Why should private equity-backed companies consider adopting Evergreen DataOps?

Evergreen DataOps for PE-backed organisations supports rapid growth by keeping data platforms scalable, cost-efficient, and ready for change. This is ideal for fast-moving, high-return environments.

How is Evergreen DataOps different from traditional project-based delivery models?

Project-based delivery stops at launch while evergreen keeps evolving and optimising for performance, cost, and governance long after go-live.

How does Evergreen DataOps help businesses in regulated industries?

For regulated industries, Evergreen DataOps bakes in compliance from the start, with ongoing monitoring to meet data, security, and audit standards - no bolt-ons needed.

What are the main benefits of adopting Evergreen DataOps early in an AI project?
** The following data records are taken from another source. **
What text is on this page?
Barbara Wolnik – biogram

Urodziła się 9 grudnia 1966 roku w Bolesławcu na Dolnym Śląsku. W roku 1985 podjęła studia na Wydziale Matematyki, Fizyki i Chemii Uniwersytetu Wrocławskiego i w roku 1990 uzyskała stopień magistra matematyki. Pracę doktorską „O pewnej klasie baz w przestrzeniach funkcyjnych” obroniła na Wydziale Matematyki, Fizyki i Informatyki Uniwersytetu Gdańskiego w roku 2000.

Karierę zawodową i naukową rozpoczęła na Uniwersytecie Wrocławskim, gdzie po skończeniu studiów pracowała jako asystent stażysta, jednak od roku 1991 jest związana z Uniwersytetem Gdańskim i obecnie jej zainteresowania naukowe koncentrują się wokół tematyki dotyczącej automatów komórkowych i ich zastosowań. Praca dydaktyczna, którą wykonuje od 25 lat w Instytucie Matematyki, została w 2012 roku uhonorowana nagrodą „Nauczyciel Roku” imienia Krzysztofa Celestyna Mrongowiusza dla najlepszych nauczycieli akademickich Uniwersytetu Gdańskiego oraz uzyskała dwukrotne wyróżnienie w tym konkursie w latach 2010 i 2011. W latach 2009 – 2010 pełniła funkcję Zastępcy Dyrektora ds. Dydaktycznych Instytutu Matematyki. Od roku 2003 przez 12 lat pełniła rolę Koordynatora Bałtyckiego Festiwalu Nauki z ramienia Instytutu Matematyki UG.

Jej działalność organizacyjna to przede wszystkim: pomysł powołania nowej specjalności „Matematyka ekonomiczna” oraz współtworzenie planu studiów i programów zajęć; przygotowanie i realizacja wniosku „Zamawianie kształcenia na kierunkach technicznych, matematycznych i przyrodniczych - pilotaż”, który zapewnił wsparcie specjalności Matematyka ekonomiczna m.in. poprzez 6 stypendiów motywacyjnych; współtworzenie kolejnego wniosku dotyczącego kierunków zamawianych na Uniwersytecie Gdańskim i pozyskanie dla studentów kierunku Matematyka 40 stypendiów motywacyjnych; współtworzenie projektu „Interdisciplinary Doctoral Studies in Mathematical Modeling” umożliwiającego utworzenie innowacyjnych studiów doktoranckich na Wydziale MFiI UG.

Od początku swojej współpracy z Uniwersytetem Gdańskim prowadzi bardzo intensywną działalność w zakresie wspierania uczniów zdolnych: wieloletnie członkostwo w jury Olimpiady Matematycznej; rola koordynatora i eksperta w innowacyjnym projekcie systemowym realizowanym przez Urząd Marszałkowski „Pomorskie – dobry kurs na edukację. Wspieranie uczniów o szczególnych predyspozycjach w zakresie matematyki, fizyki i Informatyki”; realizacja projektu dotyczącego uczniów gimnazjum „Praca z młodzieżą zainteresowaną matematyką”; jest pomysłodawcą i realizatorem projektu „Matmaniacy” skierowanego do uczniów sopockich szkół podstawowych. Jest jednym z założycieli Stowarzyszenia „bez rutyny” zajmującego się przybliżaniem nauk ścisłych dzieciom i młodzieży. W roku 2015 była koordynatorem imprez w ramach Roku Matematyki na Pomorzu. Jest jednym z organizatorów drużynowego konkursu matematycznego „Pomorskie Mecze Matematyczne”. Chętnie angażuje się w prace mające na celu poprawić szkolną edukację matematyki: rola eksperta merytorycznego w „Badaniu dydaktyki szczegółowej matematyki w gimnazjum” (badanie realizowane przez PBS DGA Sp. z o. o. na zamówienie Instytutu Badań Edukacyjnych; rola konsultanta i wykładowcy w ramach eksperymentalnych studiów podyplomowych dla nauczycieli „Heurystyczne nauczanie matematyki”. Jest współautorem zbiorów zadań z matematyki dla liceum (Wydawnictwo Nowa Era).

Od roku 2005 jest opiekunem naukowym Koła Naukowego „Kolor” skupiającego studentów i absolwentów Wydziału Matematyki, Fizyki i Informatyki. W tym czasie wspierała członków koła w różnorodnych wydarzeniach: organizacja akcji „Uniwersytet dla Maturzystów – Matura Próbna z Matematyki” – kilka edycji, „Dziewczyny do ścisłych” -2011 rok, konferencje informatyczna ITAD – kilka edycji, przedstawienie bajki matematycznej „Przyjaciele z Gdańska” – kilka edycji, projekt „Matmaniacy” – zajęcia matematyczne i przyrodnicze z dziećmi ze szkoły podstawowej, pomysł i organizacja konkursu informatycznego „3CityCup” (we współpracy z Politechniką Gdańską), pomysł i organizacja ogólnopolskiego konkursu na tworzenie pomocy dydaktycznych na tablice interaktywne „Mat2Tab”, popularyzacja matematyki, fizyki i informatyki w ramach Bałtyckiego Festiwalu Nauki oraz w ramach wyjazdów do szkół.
Getting on board with Evergreen DataOps early in your AI journey gives you a future-ready platform that’s scalable, optimised, and easier to adapt as tech and business needs evolve.

Can Evergreen DataOps be applied to small and mid-sized businesses (SMBs)?

Absolutely. Evergreen DataOps scales to fit your size, offering sustainable growth without the typical project headaches.

How does Evergreen DataOps improve AI scalability?

By continuously tuning performance and automating the boring stuff, Evergreen DataOps keeps your AI fast, lean, and ready to grow. It makes scalability a real possibility – no more legacy tech debt or cumbersome tools holding you back.

What are the challenges of transitioning from a project-based to a platform-based approach?

Change takes effort and that still rings true when transitioning from a project-based to platform-based approach. The key challenges are adopting a new mindset, upfront investment, and cross-team coordination. But the long-term payoff is huge.

How does Evergreen DataOps help optimise costs in AI operations?

Evergreen DataOps helps with cost efficiencies by cutting waste, automating routine work, and helping you spend smarter by prioritising what actually drives value.

What role does platform stewardship play in the Evergreen DataOps model?

Platform stewardship is all about ongoing care - monitoring, improving, and aligning the platform to your goals as they evolve.

What are the key considerations when adopting Evergreen DataOps for AI platforms?

Plan for scalability, commit to ongoing optimisation, align with business goals, and bring in the right expertise to guide the journey.